Republic of the Philippines
SUPREME COURT
Manila

EN BANC

G.R. No. L-5183             March 21, 1910

THE UNITED STATES, plaintiff-appellee,
vs.
TAN TOK, defendant-appellant.

Gibbs & Gale, for appellant.
Attorney-General Villamor, for appellee.

ARELLANO, C.J.:

On the 27th of May, 1908, the complaint was filed against Tan Tok. The crime charged was estafa, consisting in that on the 1st of April, 1908, he had been sold upon credit a bale of gray cloth for P260, and this bale afterwards appeared included in an attachment, made on petition of Findlay & Co., of the store at No. 144 Calle Rosario, as of the property of another Chinaman named Uy Chieng Can and sold as a result of Findlay & Co.'s claim against this other Chinaman Behn, Meyer & Co., who had sold the bale to Tan Tok, losing the price thereof. Had Tan Tok not assured Behn, Meyer & Co. that the store at No. 144 was exclusively his and that he had already severed connections with the business carried on by Uy Chieng Can, who conducted the store at No. 156 on the same street, he would not have been trusted with that bale of gray cloth valued at P260.

The order for the merchandise was given by Tan Tok to Behn, Meyer & Co. on March 26, 1908. On April 1 or 2 the bale taken to the store at No. 144, which was supposed to belong to Tan Tok. On April 4, 1908, the document evidencing the debt for the price of the bale, that is, for P260, was signed. First it was signed with a square stamp, which meant nothing. The document was again taken to the store at No. 144 and was returned signed with another stamp which reads: "Benito Uy Chieng Can, Rosario, 156."

Tan Tok says that on March 29, 1908, the said store at No. 144 was sold by him to Uy Chieng Can. So that when, on April 1 or 2, 1908, the bale of gray cloth ordered by Tan Tok on the 26th of March previous was received in the said store, it was in fact received in a store belonging to Uy Chieng Can, and this is how that document of debt for the price of the bale appears as signed by Uy Chieng Can; and Deogracias Zamora, a clerk in the employ of Behn, Meyer & Co., says that he called the matter to the attention of a principal employee of the firm, who had Tan Tok come to the office; but what the said employee did afterwards does not appear in the record.

Up to May, when the bale in question was in the possession of the sheriff for sale, the only thing done was to prosecute the criminal action for estafa.

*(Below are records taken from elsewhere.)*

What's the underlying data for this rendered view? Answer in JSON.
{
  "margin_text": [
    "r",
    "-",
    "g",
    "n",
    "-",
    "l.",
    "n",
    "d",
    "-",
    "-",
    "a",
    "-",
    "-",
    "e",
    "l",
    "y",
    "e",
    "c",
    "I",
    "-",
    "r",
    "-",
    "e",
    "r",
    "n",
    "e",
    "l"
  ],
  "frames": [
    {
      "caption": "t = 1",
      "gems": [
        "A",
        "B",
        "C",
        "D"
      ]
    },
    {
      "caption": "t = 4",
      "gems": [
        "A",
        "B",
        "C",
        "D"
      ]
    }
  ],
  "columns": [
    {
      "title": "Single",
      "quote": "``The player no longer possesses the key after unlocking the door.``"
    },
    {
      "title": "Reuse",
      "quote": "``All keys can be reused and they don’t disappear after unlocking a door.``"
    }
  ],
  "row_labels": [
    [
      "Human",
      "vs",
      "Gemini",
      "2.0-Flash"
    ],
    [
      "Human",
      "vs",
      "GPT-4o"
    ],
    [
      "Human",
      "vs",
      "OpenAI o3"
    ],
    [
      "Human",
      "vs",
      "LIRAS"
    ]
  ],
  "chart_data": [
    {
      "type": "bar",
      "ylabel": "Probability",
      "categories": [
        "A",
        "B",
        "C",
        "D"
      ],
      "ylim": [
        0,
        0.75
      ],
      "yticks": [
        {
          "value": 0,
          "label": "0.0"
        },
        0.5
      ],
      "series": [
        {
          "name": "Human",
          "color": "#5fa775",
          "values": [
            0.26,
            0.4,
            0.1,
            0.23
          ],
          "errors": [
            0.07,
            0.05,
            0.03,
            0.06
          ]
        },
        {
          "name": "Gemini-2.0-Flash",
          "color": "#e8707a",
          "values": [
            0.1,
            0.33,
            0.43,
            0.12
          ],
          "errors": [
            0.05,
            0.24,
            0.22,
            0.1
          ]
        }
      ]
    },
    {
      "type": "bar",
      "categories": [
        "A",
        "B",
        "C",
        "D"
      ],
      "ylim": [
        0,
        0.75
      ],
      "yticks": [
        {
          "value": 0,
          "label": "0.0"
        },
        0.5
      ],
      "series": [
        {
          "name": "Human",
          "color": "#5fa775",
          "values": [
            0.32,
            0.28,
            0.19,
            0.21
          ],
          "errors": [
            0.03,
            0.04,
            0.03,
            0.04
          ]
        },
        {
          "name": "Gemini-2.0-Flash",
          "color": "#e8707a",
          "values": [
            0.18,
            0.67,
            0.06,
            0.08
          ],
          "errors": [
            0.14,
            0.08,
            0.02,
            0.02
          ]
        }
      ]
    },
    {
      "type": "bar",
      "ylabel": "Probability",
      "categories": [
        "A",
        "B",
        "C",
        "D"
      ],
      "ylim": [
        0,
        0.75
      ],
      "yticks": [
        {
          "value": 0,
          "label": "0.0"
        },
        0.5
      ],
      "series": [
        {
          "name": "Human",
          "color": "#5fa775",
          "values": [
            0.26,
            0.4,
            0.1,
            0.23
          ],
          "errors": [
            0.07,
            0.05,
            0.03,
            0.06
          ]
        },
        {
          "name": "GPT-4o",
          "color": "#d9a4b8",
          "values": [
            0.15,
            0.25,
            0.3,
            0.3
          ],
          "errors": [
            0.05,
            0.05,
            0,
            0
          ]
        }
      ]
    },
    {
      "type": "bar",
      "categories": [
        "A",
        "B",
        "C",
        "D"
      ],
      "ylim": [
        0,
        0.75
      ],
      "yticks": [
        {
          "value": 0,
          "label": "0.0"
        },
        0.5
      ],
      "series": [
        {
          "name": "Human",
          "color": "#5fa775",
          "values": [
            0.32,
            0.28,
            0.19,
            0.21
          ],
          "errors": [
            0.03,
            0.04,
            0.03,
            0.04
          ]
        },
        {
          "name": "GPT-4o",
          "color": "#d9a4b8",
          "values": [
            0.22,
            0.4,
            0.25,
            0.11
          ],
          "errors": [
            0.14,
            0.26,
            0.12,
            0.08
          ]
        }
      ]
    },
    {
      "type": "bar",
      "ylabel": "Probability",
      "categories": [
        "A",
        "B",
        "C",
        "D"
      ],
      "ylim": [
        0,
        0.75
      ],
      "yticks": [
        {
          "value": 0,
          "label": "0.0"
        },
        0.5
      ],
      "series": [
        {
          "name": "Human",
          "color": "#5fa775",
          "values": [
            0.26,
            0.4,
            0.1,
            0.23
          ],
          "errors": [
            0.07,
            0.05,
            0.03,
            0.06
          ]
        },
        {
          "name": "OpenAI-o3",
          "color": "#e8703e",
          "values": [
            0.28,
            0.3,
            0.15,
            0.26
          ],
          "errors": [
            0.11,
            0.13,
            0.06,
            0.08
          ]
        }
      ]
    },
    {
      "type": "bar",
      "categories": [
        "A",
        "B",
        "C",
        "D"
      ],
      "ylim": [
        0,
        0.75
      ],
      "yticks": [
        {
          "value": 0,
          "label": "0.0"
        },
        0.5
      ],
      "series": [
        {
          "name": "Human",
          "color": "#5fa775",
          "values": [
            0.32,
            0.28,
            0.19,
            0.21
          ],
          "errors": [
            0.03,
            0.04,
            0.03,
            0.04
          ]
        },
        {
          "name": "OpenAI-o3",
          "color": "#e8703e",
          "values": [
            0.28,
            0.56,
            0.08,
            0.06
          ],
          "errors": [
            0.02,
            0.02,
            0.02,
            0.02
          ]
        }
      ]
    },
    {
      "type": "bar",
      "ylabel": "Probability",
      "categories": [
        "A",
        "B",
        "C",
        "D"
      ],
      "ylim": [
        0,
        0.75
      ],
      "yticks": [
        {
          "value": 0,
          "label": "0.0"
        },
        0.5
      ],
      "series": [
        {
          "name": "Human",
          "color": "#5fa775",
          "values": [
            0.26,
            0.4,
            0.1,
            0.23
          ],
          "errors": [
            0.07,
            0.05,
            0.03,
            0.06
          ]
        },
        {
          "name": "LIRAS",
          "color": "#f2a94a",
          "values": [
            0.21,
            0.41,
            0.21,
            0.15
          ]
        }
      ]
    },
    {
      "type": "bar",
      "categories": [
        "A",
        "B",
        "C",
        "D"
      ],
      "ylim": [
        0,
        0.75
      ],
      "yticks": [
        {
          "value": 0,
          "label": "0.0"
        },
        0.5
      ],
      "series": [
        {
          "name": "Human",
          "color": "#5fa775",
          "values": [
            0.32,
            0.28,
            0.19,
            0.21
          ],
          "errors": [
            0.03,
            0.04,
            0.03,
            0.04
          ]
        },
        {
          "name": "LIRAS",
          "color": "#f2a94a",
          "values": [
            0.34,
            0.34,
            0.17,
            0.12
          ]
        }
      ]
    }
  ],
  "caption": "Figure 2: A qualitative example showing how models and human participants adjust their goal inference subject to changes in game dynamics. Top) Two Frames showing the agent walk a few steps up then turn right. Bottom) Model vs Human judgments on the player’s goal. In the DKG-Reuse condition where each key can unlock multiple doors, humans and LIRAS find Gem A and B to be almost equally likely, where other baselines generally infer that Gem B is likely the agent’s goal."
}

In this class of operations where, with more or less caution, one relies upon a person's credit, there is no estafa. If a person already enjoyed credit and it was afterwards withdrawn, but subsequently, because of his apparently conducting his operations in a manner which appears to warrant it he again secures credit and does not pay for what he gets by reason of the credit thus continued, he does not thereby commit the crime of estafa, which it is evident he would not have committed by availing himself of the credit in the beginning.

To the creditor, the firm of Behn, Meyer & Co., is reserved the right to bring such civil action as may be proper for the recovery of the value of the merchandise sold upon credit, against the debtor, Tan Tok, or whoever may be found to be indebted for its price.

The judgment of the Court of First Instance of the city of Manila is reversed, with costs in both instances de oficio. So ordered.

Torres, Mapa, Johnson, Carson and Moreland, JJ., concur.